Former NBA G League standout amidst second season on coaching staff
by Lauren Walsh
Mfon Udofia has always been a leader. He led on the court as a player, and now he’s leading from the sidelines as Assistant Coach, Player Development for the Delaware 87ers.
Udofia played at Georgia Tech from 2009-13 before being selected by the 87ers in the 2013 Draft. The Stone Mountain, Georgia native spent time playing professionally for Siarka Tanobrzeg in Poland and the G League’s Austin Spurs, and it was his time in Austin that truly opened his eyes to the possibility of coaching.
“I went to the Austin Spurs, and I was just the players’ coach,” Udofia said. “I was the leader helping guys that needed help with anything… on the court, off the court.

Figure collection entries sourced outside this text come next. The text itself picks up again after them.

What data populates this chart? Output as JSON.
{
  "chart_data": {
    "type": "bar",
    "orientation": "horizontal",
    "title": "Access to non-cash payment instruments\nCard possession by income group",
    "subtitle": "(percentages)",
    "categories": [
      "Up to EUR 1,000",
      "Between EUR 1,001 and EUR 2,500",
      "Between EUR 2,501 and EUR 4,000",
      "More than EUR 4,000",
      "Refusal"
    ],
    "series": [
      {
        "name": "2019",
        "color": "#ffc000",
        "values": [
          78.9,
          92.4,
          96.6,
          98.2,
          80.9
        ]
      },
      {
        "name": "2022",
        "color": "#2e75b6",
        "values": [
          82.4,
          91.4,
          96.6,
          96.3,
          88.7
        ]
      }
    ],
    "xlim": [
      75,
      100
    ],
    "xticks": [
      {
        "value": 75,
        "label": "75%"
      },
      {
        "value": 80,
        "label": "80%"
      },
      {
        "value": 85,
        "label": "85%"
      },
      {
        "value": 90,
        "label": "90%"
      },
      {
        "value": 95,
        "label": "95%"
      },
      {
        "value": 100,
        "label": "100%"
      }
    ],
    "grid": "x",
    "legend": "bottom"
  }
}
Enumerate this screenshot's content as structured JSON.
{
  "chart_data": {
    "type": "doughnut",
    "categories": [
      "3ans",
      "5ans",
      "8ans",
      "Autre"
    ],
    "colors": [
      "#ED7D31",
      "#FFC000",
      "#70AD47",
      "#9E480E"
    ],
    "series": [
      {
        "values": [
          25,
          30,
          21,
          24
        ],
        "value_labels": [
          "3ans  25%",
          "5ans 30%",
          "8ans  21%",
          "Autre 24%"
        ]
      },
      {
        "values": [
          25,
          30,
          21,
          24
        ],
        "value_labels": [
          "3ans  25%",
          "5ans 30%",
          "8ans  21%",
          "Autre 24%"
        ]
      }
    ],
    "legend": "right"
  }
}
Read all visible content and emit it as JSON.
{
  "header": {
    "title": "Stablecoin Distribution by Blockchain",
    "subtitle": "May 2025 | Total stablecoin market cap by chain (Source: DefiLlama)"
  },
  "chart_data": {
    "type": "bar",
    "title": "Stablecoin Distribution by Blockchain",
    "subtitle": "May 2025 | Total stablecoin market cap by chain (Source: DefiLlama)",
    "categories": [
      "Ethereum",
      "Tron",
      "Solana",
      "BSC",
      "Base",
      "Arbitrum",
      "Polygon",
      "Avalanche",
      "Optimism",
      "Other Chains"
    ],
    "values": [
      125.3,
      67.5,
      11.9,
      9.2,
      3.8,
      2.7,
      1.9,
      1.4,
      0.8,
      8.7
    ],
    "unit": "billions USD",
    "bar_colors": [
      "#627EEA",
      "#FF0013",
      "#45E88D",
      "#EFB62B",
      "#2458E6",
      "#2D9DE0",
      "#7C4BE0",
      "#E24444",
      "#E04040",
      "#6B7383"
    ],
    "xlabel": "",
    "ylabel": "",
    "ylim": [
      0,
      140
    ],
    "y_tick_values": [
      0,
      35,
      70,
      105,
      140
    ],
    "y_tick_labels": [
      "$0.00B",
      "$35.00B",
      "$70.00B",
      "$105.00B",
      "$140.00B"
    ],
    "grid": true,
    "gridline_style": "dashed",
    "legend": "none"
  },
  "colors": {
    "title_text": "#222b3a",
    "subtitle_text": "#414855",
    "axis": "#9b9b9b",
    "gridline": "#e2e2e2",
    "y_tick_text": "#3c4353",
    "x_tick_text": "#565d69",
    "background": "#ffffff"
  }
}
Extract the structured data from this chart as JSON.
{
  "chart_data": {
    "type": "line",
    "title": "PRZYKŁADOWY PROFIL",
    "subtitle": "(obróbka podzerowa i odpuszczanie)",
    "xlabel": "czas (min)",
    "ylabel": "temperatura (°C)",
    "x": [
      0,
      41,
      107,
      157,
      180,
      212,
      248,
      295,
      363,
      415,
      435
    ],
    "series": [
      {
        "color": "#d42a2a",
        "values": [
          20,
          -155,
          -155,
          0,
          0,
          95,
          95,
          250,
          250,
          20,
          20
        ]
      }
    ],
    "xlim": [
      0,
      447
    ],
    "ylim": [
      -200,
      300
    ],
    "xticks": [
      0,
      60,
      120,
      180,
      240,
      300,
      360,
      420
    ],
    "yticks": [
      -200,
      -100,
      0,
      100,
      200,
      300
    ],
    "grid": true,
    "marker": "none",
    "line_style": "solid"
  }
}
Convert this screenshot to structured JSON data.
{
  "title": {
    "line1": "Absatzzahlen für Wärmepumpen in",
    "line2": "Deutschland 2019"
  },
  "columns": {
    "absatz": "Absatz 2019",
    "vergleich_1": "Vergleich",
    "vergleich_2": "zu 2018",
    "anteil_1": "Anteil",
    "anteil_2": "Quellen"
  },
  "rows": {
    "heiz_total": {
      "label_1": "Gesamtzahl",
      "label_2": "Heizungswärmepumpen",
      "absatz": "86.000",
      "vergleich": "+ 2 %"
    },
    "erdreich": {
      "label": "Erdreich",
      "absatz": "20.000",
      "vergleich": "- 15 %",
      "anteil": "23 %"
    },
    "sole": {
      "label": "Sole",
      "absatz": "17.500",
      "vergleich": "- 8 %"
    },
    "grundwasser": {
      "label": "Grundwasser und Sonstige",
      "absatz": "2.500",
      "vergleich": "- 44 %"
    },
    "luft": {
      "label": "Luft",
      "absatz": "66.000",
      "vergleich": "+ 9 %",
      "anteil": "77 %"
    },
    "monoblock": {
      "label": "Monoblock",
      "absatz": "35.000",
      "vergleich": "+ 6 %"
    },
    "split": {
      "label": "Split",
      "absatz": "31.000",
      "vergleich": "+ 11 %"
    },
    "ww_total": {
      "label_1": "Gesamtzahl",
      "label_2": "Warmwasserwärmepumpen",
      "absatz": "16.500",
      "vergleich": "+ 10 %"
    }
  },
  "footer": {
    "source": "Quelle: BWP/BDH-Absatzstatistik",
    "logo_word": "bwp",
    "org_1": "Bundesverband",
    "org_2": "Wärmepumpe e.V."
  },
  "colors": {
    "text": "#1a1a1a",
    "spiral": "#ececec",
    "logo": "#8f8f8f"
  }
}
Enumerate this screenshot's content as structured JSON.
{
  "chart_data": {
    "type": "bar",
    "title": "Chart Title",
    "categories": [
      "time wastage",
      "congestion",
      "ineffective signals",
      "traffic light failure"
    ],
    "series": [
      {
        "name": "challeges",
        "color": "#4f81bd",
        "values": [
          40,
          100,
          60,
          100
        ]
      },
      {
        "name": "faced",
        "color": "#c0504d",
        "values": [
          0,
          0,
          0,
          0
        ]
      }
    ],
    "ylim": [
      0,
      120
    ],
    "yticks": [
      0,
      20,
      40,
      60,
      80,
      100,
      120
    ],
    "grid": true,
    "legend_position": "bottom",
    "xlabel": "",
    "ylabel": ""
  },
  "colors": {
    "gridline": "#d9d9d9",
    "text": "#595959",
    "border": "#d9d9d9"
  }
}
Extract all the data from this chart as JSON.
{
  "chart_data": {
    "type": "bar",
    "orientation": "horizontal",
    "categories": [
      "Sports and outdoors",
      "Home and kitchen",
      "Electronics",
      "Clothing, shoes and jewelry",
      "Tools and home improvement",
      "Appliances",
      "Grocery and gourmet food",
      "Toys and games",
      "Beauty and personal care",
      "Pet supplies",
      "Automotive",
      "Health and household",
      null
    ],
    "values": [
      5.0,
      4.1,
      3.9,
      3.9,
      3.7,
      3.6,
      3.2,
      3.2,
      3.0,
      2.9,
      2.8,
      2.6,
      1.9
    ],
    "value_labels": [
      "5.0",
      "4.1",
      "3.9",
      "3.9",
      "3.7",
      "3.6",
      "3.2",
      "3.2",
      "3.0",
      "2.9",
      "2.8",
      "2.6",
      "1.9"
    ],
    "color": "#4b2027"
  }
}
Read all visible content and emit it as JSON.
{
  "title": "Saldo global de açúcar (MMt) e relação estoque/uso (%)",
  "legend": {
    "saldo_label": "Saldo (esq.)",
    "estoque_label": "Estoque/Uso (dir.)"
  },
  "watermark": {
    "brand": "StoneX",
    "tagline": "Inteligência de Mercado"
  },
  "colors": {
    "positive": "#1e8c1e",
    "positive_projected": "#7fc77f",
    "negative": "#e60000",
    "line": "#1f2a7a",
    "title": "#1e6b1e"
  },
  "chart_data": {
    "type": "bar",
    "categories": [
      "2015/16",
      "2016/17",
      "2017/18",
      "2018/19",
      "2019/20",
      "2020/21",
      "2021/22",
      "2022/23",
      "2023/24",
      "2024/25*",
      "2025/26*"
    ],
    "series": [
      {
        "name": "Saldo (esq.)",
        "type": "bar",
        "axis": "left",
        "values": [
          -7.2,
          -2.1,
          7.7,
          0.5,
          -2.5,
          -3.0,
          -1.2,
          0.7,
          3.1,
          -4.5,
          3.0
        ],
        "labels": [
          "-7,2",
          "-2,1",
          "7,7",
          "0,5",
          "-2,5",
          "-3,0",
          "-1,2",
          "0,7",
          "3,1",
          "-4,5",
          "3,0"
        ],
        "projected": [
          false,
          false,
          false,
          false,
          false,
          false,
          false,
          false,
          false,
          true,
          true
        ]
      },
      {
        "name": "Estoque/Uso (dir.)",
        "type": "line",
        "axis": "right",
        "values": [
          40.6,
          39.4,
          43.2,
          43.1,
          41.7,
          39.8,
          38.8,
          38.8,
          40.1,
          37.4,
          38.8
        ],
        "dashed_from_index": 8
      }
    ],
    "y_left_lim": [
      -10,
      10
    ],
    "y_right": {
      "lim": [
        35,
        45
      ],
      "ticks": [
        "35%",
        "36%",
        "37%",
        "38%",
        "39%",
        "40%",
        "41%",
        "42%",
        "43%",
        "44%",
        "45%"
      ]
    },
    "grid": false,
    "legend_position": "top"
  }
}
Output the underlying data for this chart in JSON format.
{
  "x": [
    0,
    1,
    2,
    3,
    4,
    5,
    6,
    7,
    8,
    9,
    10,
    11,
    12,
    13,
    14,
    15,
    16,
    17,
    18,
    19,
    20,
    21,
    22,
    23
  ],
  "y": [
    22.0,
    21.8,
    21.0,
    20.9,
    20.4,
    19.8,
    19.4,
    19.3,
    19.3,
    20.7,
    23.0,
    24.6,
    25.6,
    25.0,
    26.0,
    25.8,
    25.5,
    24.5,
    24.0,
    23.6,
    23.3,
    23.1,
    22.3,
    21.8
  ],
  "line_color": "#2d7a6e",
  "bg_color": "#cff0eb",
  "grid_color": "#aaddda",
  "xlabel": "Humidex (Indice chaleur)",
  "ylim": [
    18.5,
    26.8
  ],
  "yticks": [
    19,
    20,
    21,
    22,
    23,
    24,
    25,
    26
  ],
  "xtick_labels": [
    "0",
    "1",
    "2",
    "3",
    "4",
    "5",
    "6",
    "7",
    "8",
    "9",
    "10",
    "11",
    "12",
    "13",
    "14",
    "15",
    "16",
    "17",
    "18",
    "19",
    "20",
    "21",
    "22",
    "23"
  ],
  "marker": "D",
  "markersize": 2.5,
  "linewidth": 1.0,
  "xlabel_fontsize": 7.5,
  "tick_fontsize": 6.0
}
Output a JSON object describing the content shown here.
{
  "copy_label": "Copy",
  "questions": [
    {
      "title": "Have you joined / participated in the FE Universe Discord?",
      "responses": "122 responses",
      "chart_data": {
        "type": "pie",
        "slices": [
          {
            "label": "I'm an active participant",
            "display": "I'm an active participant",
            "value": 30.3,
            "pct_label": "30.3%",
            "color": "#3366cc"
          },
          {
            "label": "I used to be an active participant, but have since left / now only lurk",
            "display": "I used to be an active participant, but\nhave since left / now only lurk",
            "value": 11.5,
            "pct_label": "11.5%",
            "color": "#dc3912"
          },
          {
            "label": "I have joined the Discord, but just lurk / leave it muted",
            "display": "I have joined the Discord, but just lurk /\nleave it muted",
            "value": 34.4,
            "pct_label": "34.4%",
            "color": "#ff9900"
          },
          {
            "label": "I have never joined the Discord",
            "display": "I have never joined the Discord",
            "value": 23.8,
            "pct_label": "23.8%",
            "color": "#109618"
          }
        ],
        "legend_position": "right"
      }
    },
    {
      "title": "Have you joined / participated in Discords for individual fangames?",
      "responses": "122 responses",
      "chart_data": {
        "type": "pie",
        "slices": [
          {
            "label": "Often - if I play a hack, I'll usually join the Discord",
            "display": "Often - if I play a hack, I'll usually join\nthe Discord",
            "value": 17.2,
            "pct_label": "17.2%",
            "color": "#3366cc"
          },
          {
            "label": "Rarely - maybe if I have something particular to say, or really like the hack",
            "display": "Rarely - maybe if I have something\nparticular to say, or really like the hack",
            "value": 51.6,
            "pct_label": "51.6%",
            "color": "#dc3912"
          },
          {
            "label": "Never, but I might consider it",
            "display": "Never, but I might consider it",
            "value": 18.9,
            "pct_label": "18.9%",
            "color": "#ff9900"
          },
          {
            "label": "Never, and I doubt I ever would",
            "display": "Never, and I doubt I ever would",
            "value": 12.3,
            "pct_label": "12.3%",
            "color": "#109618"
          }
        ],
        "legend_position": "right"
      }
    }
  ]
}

“After the season they approached me with the thought coaching and asked if I would interview for a job. I said, ‘No, I’m young. I want to play basketball. That’s all I want to be doing. I don’t want to be a coach, you know, I’m young’.”
The following year, Udofia went overseas to play in Poland. While there, he discovered he had a hip injury, and all of a sudden, that conversation in Austin catapulted to the forefront of his mind.
“I still can move, I still can play, but it wouldn’t allow me to play at a high level,” Udofia reflected. “So I decided to hang it up and start my coaching career. That how I ended up here.”
Fast-forward to today, and the guy they call “Moo” is right at home in Wilmington. He’s fully embraced his coaching role and hopes to move up the ladder in the future.
“I want to be a head coach,” Udofia explained. “So, start at the bottom as you guys know, and the G League is a grind, so I wanted to start here at the bottom and work my way up.”
His peers in the coaching world support Udofia in his current role, and in his long-term aspirations. Phil Martelli Jr. was an assistant coach with the Sevens last season, and now serves as the Director of Basketball Operations at Saint Joseph’s University.
“Mfon Udofia is a budding star in coaching, to tell you the truth,” Martelli Jr. said of his ome-time sideline colleague. “He’s going to do big things either at the professional level or the college level.”
Udofia credits his growing reputation to hard work and the true passion he has for the job.
“Just helping guys get better, seeing guys reach their full potential, reach their dream of going to the NBA, playing at a high division in college, whatever the case may be,” Udofia described as his reasons for loving coaching.
Although he’s not wearing a jersey, Mfon Udofia practices his craft just as seriously as the players do. “In coaching, you may see guys standing on the sideline, but it’s not as easy as people make it seem, so you have to continue to practice and practice. This is the G League, so you get a lot of practice under your belt and you get the chance to get better and grow,” Udofia explained.
Former Phoenix Suns head coach Earl Watson an important mentor in Udofia’s journey through the game.
“[Watson] coached me in G League when I was with Austin and he always told me, ‘Basketball is the route you take, it’s never your final destination’.”
Udofia has kept that advice with him and applied it to each step of his career.
“Basketball, that was the route I took, but it wasn’t my final destination. It may be coaching, it may be broadcasting, it may be whatever it may be,” Udofia explained. “So basketball opened up a lot of things for me.”